Mereka-reka Kabinet Jokowi-JK: Bagi-bagi Kekuasaan atau Koalisi dengan Rakyat.


Beberapa hari silam Jokowi menyatakan keinginannya kabinet bersih dari orang

Parpol. Hati terasa adem tentrem mendengar pernyataan yang sepertinya

menegaskan kembali komitmennya saat kampanye Capres. Beberapa bulan silam,

mantan Walikota Solo itu memang sesumbar tidak akan ada acara bagi-bagi kursi

dalam penyusunan kabinet.

Mudah-mudahan Jokowi mau belajar dari sejarah. Setelah 16 tahun reformasi,

praktik ‘dagang sapi’ membuat Indonesia tidak kunjung terbang. Buat para

elit, berkuasa berarti menumpuk dan menggelembungkan pundi-pundi yang

digunakan untuk kembali melanggengkan kekuasaan. Perkara nasib dan

kesejahteraan rakyat, itu urusan nomor 248 (saking ga pentingnya, hehehe…).

Ide Jokowi agar menteri lepas dari pengurus Parpol memang belum jelas bentuknya.

Tapi sudah bisa dipastikan, kalau gagasan ini menggelinding dengan mulus, maka

bakal menjegal sejumlah kader partai yang dianggap potensial jadi menteri. Mereka

antara lain Tjahjo Kumolo, Puan Maharani, dan, tentu saja, Muhaimin Iskandar.

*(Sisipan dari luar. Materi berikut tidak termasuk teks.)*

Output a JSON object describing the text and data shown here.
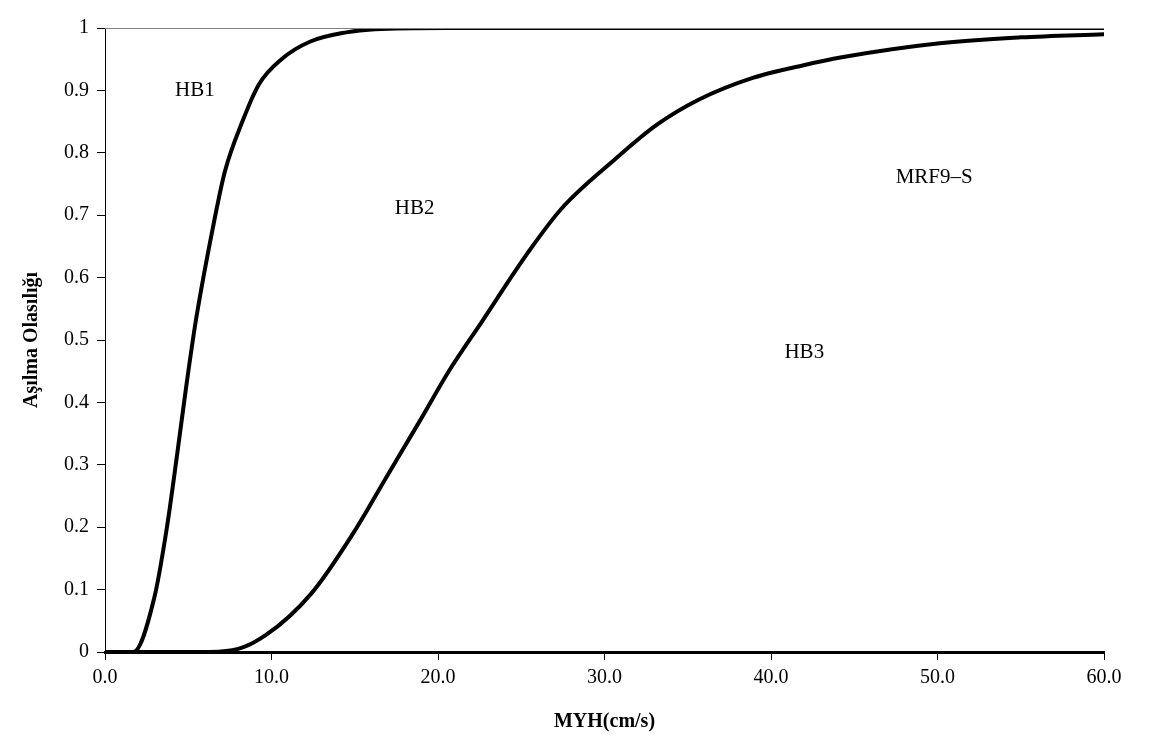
{
  "chart_data": {
    "type": "line",
    "xlabel": "MYH(cm/s)",
    "ylabel": "Aşılma Olasılığı",
    "xlim": [
      0,
      60
    ],
    "ylim": [
      0,
      1
    ],
    "xticks": [
      {
        "value": 0,
        "label": "0.0"
      },
      {
        "value": 10,
        "label": "10.0"
      },
      {
        "value": 20,
        "label": "20.0"
      },
      {
        "value": 30,
        "label": "30.0"
      },
      {
        "value": 40,
        "label": "40.0"
      },
      {
        "value": 50,
        "label": "50.0"
      },
      {
        "value": 60,
        "label": "60.0"
      }
    ],
    "yticks": [
      0,
      0.1,
      0.2,
      0.3,
      0.4,
      0.5,
      0.6,
      0.7,
      0.8,
      0.9,
      1
    ],
    "grid": false,
    "legend": false,
    "marker": "none",
    "line_style": "solid",
    "series": [
      {
        "color": "#000000",
        "x": [
          0,
          1.7,
          2.96,
          3.72,
          4.35,
          4.85,
          5.45,
          6.48,
          7.2,
          8.25,
          9.25,
          10.6,
          12.3,
          14.5,
          16.2,
          20.6,
          30,
          40,
          50,
          60
        ],
        "values": [
          0,
          0,
          0.087,
          0.2,
          0.32,
          0.42,
          0.53,
          0.68,
          0.77,
          0.85,
          0.91,
          0.95,
          0.978,
          0.993,
          0.998,
          1,
          1,
          1,
          1,
          1
        ]
      },
      {
        "color": "#000000",
        "x": [
          0,
          5.65,
          7.65,
          9.65,
          12.4,
          14.9,
          16.9,
          18.9,
          20.65,
          22.65,
          25.4,
          27.4,
          30.65,
          33.15,
          35.65,
          38.9,
          41.9,
          44.25,
          50,
          55,
          60
        ],
        "values": [
          0,
          0,
          0.003,
          0.027,
          0.094,
          0.19,
          0.28,
          0.37,
          0.45,
          0.53,
          0.64,
          0.71,
          0.79,
          0.845,
          0.885,
          0.92,
          0.94,
          0.953,
          0.975,
          0.985,
          0.99
        ]
      }
    ],
    "annotations": [
      "HB1",
      "HB2",
      "HB3",
      "MRF9–S"
    ]
  }
}
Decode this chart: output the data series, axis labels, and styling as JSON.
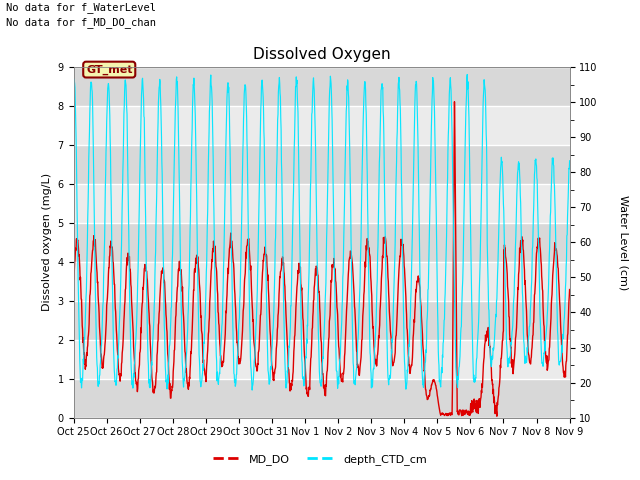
{
  "title": "Dissolved Oxygen",
  "text_no_data_1": "No data for f_WaterLevel",
  "text_no_data_2": "No data for f_MD_DO_chan",
  "gt_met_label": "GT_met",
  "ylabel_left": "Dissolved oxygen (mg/L)",
  "ylabel_right": "Water Level (cm)",
  "ylim_left": [
    0.0,
    9.0
  ],
  "ylim_right": [
    10,
    110
  ],
  "bg_color": "#e8e8e8",
  "fig_bg": "#ffffff",
  "line_MD_DO_color": "#dd0000",
  "line_CTD_color": "#00e5ff",
  "legend_MD_DO": "MD_DO",
  "legend_CTD": "depth_CTD_cm",
  "xtick_labels": [
    "Oct 25",
    "Oct 26",
    "Oct 27",
    "Oct 28",
    "Oct 29",
    "Oct 30",
    "Oct 31",
    "Nov 1",
    "Nov 2",
    "Nov 3",
    "Nov 4",
    "Nov 5",
    "Nov 6",
    "Nov 7",
    "Nov 8",
    "Nov 9"
  ],
  "grid_color": "#ffffff",
  "yticks_left": [
    0.0,
    1.0,
    2.0,
    3.0,
    4.0,
    5.0,
    6.0,
    7.0,
    8.0,
    9.0
  ],
  "yticks_right": [
    10,
    20,
    30,
    40,
    50,
    60,
    70,
    80,
    90,
    100,
    110
  ],
  "gray_band_light": "#ebebeb",
  "gray_band_dark": "#d8d8d8"
}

Politik, di Indonesia, memang lucu sekaligus naif. Ketika arah angin kemenangan

makin kencang berhembus ke kubu Jokowi-JK, maka sejumlah orang sibuk ancang-
ancang. Mereka yang merasa pantas masuk lingkaran kabinet, mulai mematut diri.

Ada yang norak dan vulgar, juga ada yang cool dan menempuh cara-cara smart.

Bolak-balik molor

Jokowi dan tim Rumah Transisinya, bisa jadi, kini tengah sibuk berkutat menyusun

kompoisi kabinet dan siapa saja yang layak masuk. Begitu serunya pemberitaan

seputar soal ini, hingga publik mungkin lupa memerhatikan satu hal, Jusuf Kalla.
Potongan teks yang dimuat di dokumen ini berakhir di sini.